The RunAs Security Identity
In addition to specifying the roles that have access to an enterprise bean's methods, the deployer can also specify the runAs role for the entire enterprise bean. While the @RolesAllowed
annotation and <method-permission> elements specify which roles have access to the bean's methods, runAs specifies the role under which the method will run. In other words, the runAs role
is used as the enterprise bean's identity when it tries to invoke methods on other beansand this identity isn't necessarily the same as the identity that's currently accessing the bean. The @javax.annotation.security.RunAs
annotation is used to specify this special role. Although they are not allowed to use method permissions, message-driven beans can use the @RunsAs
feature:
package javax.annotation.security;
public @interface RunAs {
String value( );
}
@RunAs
could be used to simplify our role mapping for the ProcessPayment EJB. We could mark our travelAgentBean to run as an AUTHORIZED_MERCHANT
so that we would not have to map any of the TRavelAgentBean's roles to the ProcessPayment EJB's roles. This could be especially important if a third-party vendor bought the ProcessPayment EJB from Titan Cruises. Let's look at how TRavelAgentBean would use the @RunAs annotation:
package com.titan.travelagent;
import javax.ejb.*;
import javax.annotation.security.*;
@Stateful
@RunAs("AUTHORIZED_MERCHANT")
public class TravelAgentBean implements TravelAgentRemote
{
...
}
This can also be expressed in ejb-jar.xml:
<ejb-jar version="3.0">
<enterprise-beans>
<session>
<ejb-name>TravelAgentBean</ejb-name>
<security-identity>
<run-as>
<role-name>AUTHORIZED_MERCHANT</role-name>
</run-as>
</security-identity>
</session>
</enterprise-beans>
</ejb-jar>
The <security-identity> element is a subelement of the session bean or message-driven bean for which you are declaring a <run-as> element. The <run-as> element defines the role you want to be assigned to the EJB after the caller has been successfully authenticated and authorized.

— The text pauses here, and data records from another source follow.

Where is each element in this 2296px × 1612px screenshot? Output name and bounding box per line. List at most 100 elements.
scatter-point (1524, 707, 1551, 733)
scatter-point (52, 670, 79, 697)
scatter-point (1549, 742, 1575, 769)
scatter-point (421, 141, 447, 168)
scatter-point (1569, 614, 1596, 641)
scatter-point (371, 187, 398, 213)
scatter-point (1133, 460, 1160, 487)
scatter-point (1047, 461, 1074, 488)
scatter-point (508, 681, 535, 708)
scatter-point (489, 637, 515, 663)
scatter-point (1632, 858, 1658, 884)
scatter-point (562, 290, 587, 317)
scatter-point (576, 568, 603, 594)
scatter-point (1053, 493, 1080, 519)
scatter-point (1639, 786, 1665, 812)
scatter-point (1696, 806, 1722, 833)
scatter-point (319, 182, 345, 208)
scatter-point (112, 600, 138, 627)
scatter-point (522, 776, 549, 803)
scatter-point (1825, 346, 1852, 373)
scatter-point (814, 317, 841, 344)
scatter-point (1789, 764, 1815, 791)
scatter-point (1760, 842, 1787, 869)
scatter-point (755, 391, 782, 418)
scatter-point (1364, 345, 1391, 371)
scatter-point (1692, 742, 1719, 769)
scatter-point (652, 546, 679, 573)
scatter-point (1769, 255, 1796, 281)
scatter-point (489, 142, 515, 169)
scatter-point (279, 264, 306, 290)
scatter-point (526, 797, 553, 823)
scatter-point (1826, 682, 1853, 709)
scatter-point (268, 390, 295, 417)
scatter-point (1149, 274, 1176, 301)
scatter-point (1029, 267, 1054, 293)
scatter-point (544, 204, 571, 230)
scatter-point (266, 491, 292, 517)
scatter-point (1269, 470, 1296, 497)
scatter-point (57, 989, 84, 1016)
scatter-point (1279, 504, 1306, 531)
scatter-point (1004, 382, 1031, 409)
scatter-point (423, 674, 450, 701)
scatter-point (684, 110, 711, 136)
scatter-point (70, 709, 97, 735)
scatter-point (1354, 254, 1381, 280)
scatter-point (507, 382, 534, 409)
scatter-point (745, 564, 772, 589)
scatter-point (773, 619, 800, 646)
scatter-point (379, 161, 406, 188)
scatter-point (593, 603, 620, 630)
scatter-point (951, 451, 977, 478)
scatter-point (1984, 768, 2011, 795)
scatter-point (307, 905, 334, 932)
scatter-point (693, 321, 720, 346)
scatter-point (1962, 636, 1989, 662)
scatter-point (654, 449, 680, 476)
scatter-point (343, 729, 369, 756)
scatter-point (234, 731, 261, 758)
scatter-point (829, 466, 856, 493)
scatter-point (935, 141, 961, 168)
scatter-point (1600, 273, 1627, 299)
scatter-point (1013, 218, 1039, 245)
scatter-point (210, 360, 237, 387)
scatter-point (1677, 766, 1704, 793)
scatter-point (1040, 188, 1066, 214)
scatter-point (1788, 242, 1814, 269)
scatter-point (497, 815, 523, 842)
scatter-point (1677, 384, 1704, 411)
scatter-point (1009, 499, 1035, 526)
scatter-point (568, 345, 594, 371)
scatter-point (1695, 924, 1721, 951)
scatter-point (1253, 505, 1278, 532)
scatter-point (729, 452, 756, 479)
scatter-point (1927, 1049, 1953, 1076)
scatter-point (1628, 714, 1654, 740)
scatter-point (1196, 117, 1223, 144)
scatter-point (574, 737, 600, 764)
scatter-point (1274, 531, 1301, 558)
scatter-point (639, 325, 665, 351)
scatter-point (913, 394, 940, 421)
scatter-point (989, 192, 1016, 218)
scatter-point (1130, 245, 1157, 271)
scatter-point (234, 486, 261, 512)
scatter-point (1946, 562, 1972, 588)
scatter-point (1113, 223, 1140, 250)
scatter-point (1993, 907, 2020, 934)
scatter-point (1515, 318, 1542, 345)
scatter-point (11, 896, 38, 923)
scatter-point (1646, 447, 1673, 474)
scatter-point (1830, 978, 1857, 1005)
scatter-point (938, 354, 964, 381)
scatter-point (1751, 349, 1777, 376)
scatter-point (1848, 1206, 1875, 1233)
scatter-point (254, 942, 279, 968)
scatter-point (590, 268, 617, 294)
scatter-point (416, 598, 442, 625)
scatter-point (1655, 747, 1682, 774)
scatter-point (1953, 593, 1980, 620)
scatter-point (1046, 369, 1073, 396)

To specify that an enterprise bean will execute under the caller's identity rather than a propagated run-as identity, the <security-identity> role contains a single empty element, <use-caller-identity/>. The following declarations specify that the EmployeeService EJB should always execute under the caller's identity:
<enterprise-beans>
<entity>
<ejb-name>EmployeeService</ejb-name>
<security-identity>
<user-caller-identity/>
</security-identity>
</entity>
</enterprise-beans>
The use of <security-identity> applies to session beans. Message-driven beans have only a runAs identity; they never execute under the caller identity because there is no "caller." The messages that a message-driven bean processes are not considered calls, and the clients that send them are not associated with the messages. With no caller identity to propagate, message-driven beans must always specify a runAs security identity if they interact with other secured session beans.